Прошлое социальных наук подчас столь же непредсказуемо, как и история общества. В противоположность естествознанию, социальные науки никогда не были уделом немногих избранных, им не посчастливилось быть вассалами теологии или предметом магических исканий. Уподобившись в большинстве своём слишком длинному комментарию к тематизации индустриального переворота, они переживают уготованную им Максом Вебером «вечную молодость», беспрерывно меняя контексты и тенденции осмысления вечно повторяющихся вопросов [1, 2]. В период, когда и общество, и знание о нём переживают состояние максимальной неопределённости, кризис социальных наук уже не рассматривается как нечто из ряда вон выходящее. Понятия «травмы», «риска», «неопределённости» столь прочно вошли в обиход современного обществознания, что понятие «кризиса» сам по себе утратило своё исходное значение. И по отношению к социальным наукам, и по отношению к самому предмету их исследований оно перестало означать нечто кратковременное и подлежащее немедленному преодолению. Состояния экономической неопределённости или теоретической избыточности, неустойчивость их тенденций и непредсказуемость их развития выродились в своеобразную «болезнь» роста, обусловленную трагической перестройкой ранее существовавших отношений» [3, с. 142]. Проблематичность развития общества раскрывает себя в различных вариантах «смерти» социального, проблематичность развития знания об обществе - в мультипарадигмальности, ставшей столь же привычной, как состояние перманентной «транзиции».

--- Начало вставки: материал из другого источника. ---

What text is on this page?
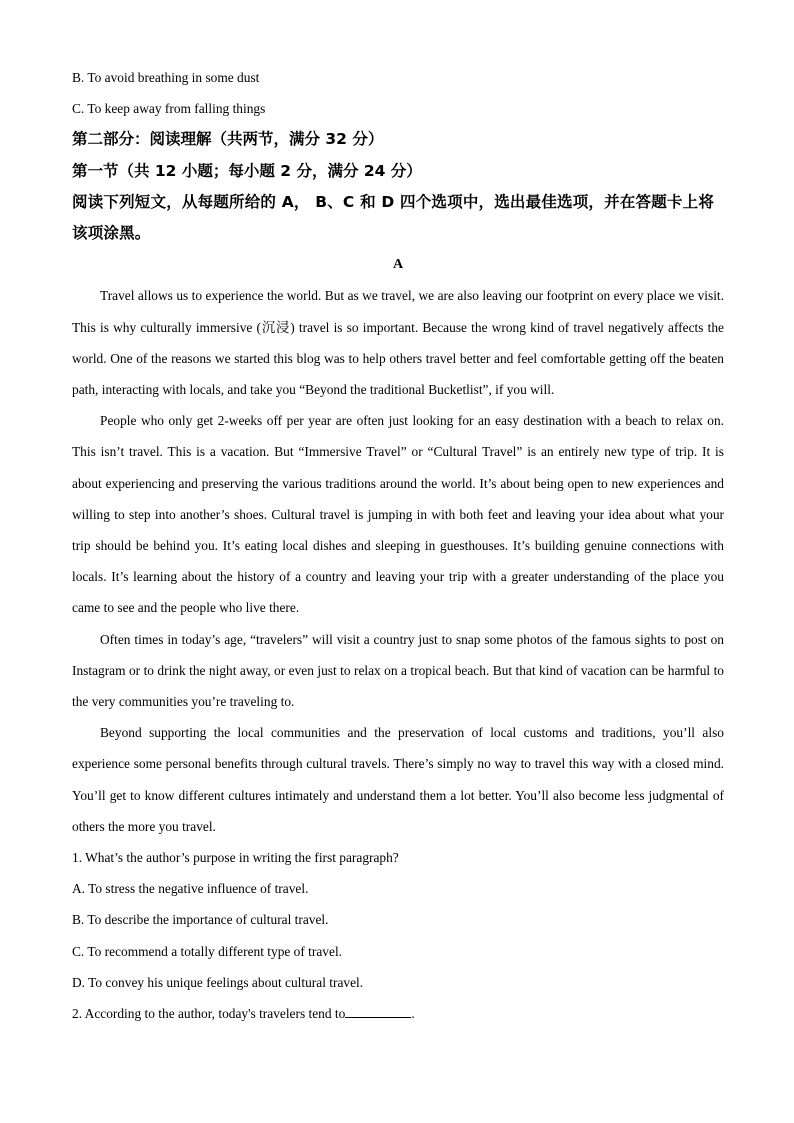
B. To avoid breathing in some dust

C. To keep away from falling things

第二部分：阅读理解（共两节，满分 32 分）

第一节（共 12 小题；每小题 2 分，满分 24 分）

阅读下列短文，从每题所给的 A， B、C 和 D 四个选项中，选出最佳选项，并在答题卡上将该项涂黑。

A

Travel allows us to experience the world. But as we travel, we are also leaving our footprint on every place we visit. This is why culturally immersive (沉浸) travel is so important. Because the wrong kind of travel negatively affects the world. One of the reasons we started this blog was to help others travel better and feel comfortable getting off the beaten path, interacting with locals, and take you “Beyond the traditional Bucketlist”, if you will.

People who only get 2-weeks off per year are often just looking for an easy destination with a beach to relax on. This isn’t travel. This is a vacation. But “Immersive Travel” or “Cultural Travel” is an entirely new type of trip. It is about experiencing and preserving the various traditions around the world. It’s about being open to new experiences and willing to step into another’s shoes. Cultural travel is jumping in with both feet and leaving your idea about what your trip should be behind you. It’s eating local dishes and sleeping in guesthouses. It’s building genuine connections with locals. It’s learning about the history of a country and leaving your trip with a greater understanding of the place you came to see and the people who live there.

Often times in today’s age, “travelers” will visit a country just to snap some photos of the famous sights to post on Instagram or to drink the night away, or even just to relax on a tropical beach. But that kind of vacation can be harmful to the very communities you’re traveling to.

Beyond supporting the local communities and the preservation of local customs and traditions, you’ll also experience some personal benefits through cultural travels. There’s simply no way to travel this way with a closed mind. You’ll get to know different cultures intimately and understand them a lot better. You’ll also become less judgmental of others the more you travel.

1. What’s the author’s purpose in writing the first paragraph?

A. To stress the negative influence of travel.

B. To describe the importance of cultural travel.

C. To recommend a totally different type of travel.

D. To convey his unique feelings about cultural travel.

2. According to the author, today's travelers tend to	.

Общество стремительным образом упрощается на фоне столь же быстрого усложнения мысли о нём [4]. Как мир России, так и мир Запада, при всей разнонаправленности путей общественного развития, оказались как бы с разных сторон у одного и того же рубежа, означающего отсутствие жизнеспособных альтернатив дальнейшего развития [5]. И о той, и о другой форме социального можно говорить как о чём-то застывшем, законченном, искусственном. Характерное для современных российских реалий сведение почти всего населения страны к так называемому «базовому» слою, навевающее явные аналогии «вторичного смесительного упрощения» в концепции К.Н. Леонтьева [6], сопровождается всё более усложняющейся системой стратификационных образов и социальных портретов «элиты», «среднего класса», «интеллектуала», «маргинала». Каждый из них, сочетая в себе трудносоединимые составляющие класса, страты, сословия, вынужден формироваться в отсутствие
© Казакова В.И., 2013.
концептуального единства, сосуществуя одновременно на разных уровнях осмысления. Неизбежным следствием этого являются очевидные расхождения между эмпирическими данными и имеющимися теоретическими моделями, невозможность вписать реальные изменения в сколько-нибудь достоверную стратификационную пирамиду, замыкающие большинство социологических исследований на проблематике идентичности [4]. Упрощение западного мира - бездуховность «общества потребления», псевдореальность «матричного существования», которая сводит любую теорию либо к «взаимосвязи между данными», либо к «усилиям, прилагаемым в области понятий, в довольно широком и не очень определённом смысле» [7, с. 15].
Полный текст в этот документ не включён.